Pierwsze jazdy i już sukces
Finał drużynowych mistrzostw Polski do lat 16 rozgrywany był przy pięknej majowej pogodzie. Dobrze spisali się zawodnicy ZKS-u Zielona Góra
Przez większą część zawodów nie było wiadomo jaka będzie kolejność na podium, bo każda drużyna jechała bardzo dobrze. Po pierwszym wykluczeniu Karola Winowicza Mustang Żołędowo oddalił się od zielonogórskiego ZKS-u i dowiózł przewagę do końca.
- Klasą dla samego siebie był Kacper Drozdowski, który był nieosiągalny tego dnia dla rywali i zdobył komplet punktów. Kacper Królik jechał dobrze, poza biegiem, w którym został wykluczony za spowodowanie upadku. Warto wspomnieć o tym, że zawodnik ten z powodu awarii swojego roweru, musiał jeździć na zastępczym sprzęcie pożyczonym od swojego starszego kolegi z klubu. To też odbiło się na jego formie. Z kolei Kacper Zubczyński zaskakiwał rywali bardzo widowiskowymi atakami i spisał się w miarę oczekiwań trenera - komentował Michał Rodzeń, który prowadził zielonogórską drużynę w tych zawodach. - Nasi debiutanci czyli Karol Winowicz i Piotr Jaworski nie zdobyli zbyt wielu punktów, ale pokazali wolę walki. Szczególne słowa uznania dla Karola, który po upadku miał problem z oddychaniem, a mimo to wystartował w powtórce wyścigu, lecz nie podołał wyzwaniu i na dystansie przewrócił się. Został za to wykluczony, ale ważne jest, że wszystko dobrze się skończyło i zawodnik jest cały i zdrowy - przekonywał szkoleniowiec ZKS-u.
Wyniki: I. Mustang Żołędowo 64 pkt: Sławek Milhausen - 19 (4, 4, 3, 4, 4), Radosław Pilarski - 15 (4, 4, 3, 4, -), Przemysław Pilarski - 11 (w, 3, 4, -, 4), Radosław Morawiak - 11 (2, 4, -, 2, 3), Adam Stankiewicz - 8 (w, 4, 4).
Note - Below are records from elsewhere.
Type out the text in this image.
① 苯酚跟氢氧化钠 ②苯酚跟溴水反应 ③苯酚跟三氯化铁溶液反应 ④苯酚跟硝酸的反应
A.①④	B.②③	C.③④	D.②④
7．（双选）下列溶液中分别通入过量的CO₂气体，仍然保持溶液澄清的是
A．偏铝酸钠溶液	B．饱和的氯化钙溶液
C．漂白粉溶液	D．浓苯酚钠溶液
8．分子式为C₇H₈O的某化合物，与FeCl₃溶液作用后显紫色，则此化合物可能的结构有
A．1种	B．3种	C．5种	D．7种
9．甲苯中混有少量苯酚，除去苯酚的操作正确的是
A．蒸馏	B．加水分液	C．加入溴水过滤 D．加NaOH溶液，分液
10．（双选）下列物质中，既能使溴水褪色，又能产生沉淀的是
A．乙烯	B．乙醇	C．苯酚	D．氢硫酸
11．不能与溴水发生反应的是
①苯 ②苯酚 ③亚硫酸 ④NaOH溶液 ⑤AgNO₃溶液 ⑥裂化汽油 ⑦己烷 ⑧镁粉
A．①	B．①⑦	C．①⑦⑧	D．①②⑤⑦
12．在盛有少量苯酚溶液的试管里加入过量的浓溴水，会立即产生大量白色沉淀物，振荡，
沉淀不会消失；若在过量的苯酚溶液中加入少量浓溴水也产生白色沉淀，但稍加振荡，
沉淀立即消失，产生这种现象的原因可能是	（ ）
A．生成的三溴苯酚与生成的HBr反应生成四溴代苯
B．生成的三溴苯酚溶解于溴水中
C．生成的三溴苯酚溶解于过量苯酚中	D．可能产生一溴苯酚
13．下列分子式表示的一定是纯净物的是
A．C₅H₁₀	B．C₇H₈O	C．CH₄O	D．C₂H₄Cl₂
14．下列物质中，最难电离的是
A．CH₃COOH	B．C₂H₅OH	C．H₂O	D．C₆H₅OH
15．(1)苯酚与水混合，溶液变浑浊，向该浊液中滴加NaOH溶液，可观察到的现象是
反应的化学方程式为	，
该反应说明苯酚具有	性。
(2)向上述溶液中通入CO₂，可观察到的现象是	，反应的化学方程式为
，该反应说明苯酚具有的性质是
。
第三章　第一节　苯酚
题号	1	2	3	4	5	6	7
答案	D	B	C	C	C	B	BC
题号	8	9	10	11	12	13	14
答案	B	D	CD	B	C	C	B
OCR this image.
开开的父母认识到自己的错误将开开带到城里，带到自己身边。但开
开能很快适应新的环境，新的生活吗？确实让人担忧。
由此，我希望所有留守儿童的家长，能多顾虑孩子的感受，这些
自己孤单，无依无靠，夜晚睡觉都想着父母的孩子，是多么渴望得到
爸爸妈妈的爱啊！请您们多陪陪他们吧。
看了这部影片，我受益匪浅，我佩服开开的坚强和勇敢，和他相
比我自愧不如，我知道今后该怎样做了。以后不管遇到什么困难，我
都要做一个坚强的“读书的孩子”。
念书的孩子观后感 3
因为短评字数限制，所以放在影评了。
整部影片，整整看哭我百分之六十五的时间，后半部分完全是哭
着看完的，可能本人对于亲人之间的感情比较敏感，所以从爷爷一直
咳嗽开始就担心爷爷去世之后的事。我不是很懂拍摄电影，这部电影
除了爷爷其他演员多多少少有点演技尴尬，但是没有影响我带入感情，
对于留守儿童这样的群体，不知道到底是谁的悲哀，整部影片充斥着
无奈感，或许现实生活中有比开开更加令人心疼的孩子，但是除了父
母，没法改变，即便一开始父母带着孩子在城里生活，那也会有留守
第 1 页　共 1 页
II. ZKS Zielona Góra 52: Kacper Drozdowski - 20 (4, 4, 4, 4, 4), Kacper Królik - 14 (3, w, 4, 4, 3), Kacper Zubczyński - 14 (2, 3, 3, 3, 3), Karol Winowicz - 14 (1, 2, w, -, w), Piotr Jaworski - 1 (1). III. Szawer Leszno 48: Antoni Michalski - 12 (2, 3, 3, 2, 2), Aleks Szkudlarek - 11 (2, 2, 3, 3, 1), Kacper Piasecki -14 (4, 4, 2, 1, 3), Ksawery Kielaszewski - 11 (3, 2, 1, 3, 2). IV. Drukarnia Majorczyk Orzeł Gniezno 42: Mateusz Menz - 13 (3, 3, 2, 2, 3), Krzysztof Arczewski - 8 (1, 2, t, 3, 2), Mikołaj Menz -13 (3, 3, 4, 3, w), Michał Menz - 6 (3, -, 2, -, 1), Mateusz Małecki - 2 (1, 1). V. Wiraż Ostrów 33: Dawid Lis - 6 (1, 1, 1, 2, 1), Kondrad Kubiak -10 (1, 1, 4, 2, 2), Tomasz Radecki - 7 (w, 2, 2, 1, 2), Mikołaj Reszelewski - 10 (4, w, 1, 1, 4).
Na środowym treningu zawodnicy zmierzyli się ze sobą na zielonogórskim torze w dwóch konkurencjach. Pierwsza to pomiar czasu wykonany na dystansie trzech okrążeń. W całej stawce najlepszy był wychowanek ZKS-u, a obecnie lider drużyny Szawera Leszno Bartek Wojtal. Z kolei najlepiej spisującym się miejscowym jeźdźcem był Kacper Królik, co potwierdza jego dobrą dyspozycję w tym sezonie. Warto zaznaczyć, iż był to pierwszy sprawdzian w tym sezonie przeprowadzony na własnym obiekcie i różnice między zawodnikami nie były zbyt widoczne.
Kolejne zawody to dwunastobiegowy turniej indywidualny. Ponownie najlepiej zaprezentował się Wojtal - 16 pkt (4, 4, 4, 4). Na drugiej pozycji znalazł się startujący tylko i wyłącznie rekreacyjnie trener Rodzeń - 15 (4, 4, 4, 3). Trzeci był Filip Janas - 14 (4, 3, 4, 3).